Careful: only leading and trailing found matches are removed:

In [79]:
' \n \t hello\n'.strip('\n')
# '\n' not leading, so the first \n is not removed!


' \n \t hello'

In [80]:
'\n \t hello\n'.strip('\n')

' \t hello'

In [83]:
' \n \t hello\n'.strip()

'hello'

In [85]:
' \n \t hello\n'.strip(' ').strip('\n')

' \t hello'

### strip() with combination of characters

The chars argument is a string specifying the set of characters to be removed. So all occurrences of these characters are removed, and not the particular given string.

In [86]:
'www.example.com'.strip('cmow.')

'example'

### removeprefix() and removesuffix()
**They are introduced in Python 3.9.0 version.**

Like seen before, `strip`,`lstrip`, and `rstrip` remove all occurrences of the passed chars string. So if we just want to remove the given string, we can use `removeprefix` and `removesuffix`.

In [90]:
'python: pythonic way'.rstrip('python: ')

'python: pythonic wa'

In [None]:
'python: pythonic way'.removeprefix('python: ')

![image.png](attachment:image.png)

In [None]:
'python: pythonic way'.removesuffix('python: ')

![image.png](attachment:image.png)

### replace()
Return a copy of the string with all occurrences of substring old replaced by new.

In [91]:
 ' \n \t hello\n'.replace('\n', '')

'  \t hello'

### split()
Return a list of the words in the string, using sep as the delimiter string. If `maxsplit` is given, at most maxsplit splits are done.

In [92]:
'string methods in python'.split()

['string', 'methods', 'in', 'python']

In [93]:
'string methods in python'.split(" ")

['string', 'methods', 'in', 'python']

In [94]:
'string    methods    in    python'.split(" ")

['string', '', '', '', 'methods', '', '', '', 'in', '', '', '', 'python']

In [95]:
'string    methods    in    python'.split()

['string', 'methods', 'in', 'python']

In [97]:
'string methods in python'.split(' ', maxsplit=2)

['string', 'methods', 'in python']

In [98]:
'string   methods   in python'.split(' ', maxsplit=1)

['string', '  methods   in python']

### rsplit()
Return a list of the words in the string, using sep as the delimiter string.

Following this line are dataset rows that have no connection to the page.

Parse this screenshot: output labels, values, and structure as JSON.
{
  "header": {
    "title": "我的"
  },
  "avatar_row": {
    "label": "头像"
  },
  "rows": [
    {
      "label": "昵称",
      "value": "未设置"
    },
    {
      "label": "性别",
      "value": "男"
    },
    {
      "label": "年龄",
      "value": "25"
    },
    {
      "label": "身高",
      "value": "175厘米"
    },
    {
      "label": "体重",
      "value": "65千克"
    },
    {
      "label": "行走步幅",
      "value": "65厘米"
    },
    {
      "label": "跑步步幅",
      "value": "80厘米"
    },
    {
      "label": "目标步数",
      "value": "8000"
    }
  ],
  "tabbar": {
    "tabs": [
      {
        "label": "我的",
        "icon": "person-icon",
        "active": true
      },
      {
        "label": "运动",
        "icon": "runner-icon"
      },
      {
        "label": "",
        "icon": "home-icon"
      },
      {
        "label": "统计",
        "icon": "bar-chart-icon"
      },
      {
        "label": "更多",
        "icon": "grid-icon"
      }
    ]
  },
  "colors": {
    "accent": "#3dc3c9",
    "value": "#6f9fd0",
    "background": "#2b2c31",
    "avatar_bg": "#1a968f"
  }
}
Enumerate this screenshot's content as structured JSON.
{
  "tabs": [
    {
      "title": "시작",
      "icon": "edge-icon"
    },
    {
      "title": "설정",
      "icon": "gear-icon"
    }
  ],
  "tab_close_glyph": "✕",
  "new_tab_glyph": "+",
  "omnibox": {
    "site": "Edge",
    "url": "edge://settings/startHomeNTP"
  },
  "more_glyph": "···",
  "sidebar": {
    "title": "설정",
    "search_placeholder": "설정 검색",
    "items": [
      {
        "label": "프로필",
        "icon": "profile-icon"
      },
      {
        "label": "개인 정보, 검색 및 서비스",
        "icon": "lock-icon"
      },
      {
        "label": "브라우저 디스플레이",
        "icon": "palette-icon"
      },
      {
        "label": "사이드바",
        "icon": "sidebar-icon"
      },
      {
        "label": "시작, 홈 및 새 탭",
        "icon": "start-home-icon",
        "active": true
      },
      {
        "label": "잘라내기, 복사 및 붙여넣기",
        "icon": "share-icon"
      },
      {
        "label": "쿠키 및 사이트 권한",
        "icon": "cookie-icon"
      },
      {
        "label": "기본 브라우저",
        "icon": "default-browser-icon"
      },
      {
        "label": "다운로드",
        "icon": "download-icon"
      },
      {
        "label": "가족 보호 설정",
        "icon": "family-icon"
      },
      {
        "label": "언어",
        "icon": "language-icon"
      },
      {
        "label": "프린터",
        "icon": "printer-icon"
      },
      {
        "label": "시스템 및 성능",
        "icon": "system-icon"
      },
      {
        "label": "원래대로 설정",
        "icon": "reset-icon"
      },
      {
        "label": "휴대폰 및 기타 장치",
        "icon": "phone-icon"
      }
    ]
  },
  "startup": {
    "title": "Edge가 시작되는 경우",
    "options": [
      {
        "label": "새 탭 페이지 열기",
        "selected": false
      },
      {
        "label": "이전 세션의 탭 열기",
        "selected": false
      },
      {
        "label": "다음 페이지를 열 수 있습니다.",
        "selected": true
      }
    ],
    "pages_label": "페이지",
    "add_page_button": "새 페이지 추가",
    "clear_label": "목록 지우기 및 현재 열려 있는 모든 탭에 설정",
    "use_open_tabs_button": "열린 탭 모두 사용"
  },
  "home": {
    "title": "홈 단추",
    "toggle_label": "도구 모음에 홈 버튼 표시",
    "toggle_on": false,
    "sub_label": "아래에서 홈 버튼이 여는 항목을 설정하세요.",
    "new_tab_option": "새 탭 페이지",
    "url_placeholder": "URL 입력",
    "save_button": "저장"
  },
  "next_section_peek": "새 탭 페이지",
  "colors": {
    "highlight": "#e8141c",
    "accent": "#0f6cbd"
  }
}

If `maxsplit` is given, at most `maxsplit` splits are done, the rightmost ones.

In [99]:
'string methods in python'.rsplit()

['string', 'methods', 'in', 'python']

In [100]:
'string methods in python'.rsplit(' ', maxsplit=1)

['string methods in', 'python']

### join()
Return a string which is the concatenation of the strings in iterable.

In [101]:
Lst = ['string', 'methods', 'in', 'python']
' '.join(Lst)

'string methods in python'

In [102]:
Lst = ['string', 'methods', 'in', 'python']
'*'.join(Lst)

'string*methods*in*python'

In [103]:
part = '$'
part.join(Lst)

'string$methods$in$python'

### upper(), lower(), capitalize(), title()
Return a copy of the string with all the cased characters converted to uppercase, lowercase, first character capitalized and the rest lowercased.



In [105]:
'PyThoN FunDaMenTals cOuRSe'.upper()

'PYTHON FUNDAMENTALS COURSE'

In [106]:
'PyThoN FunDaMenTals cOuRSe'.lower()

'python fundamentals course'

In [107]:
'PyThoN FunDaMenTals cOuRSe'.capitalize()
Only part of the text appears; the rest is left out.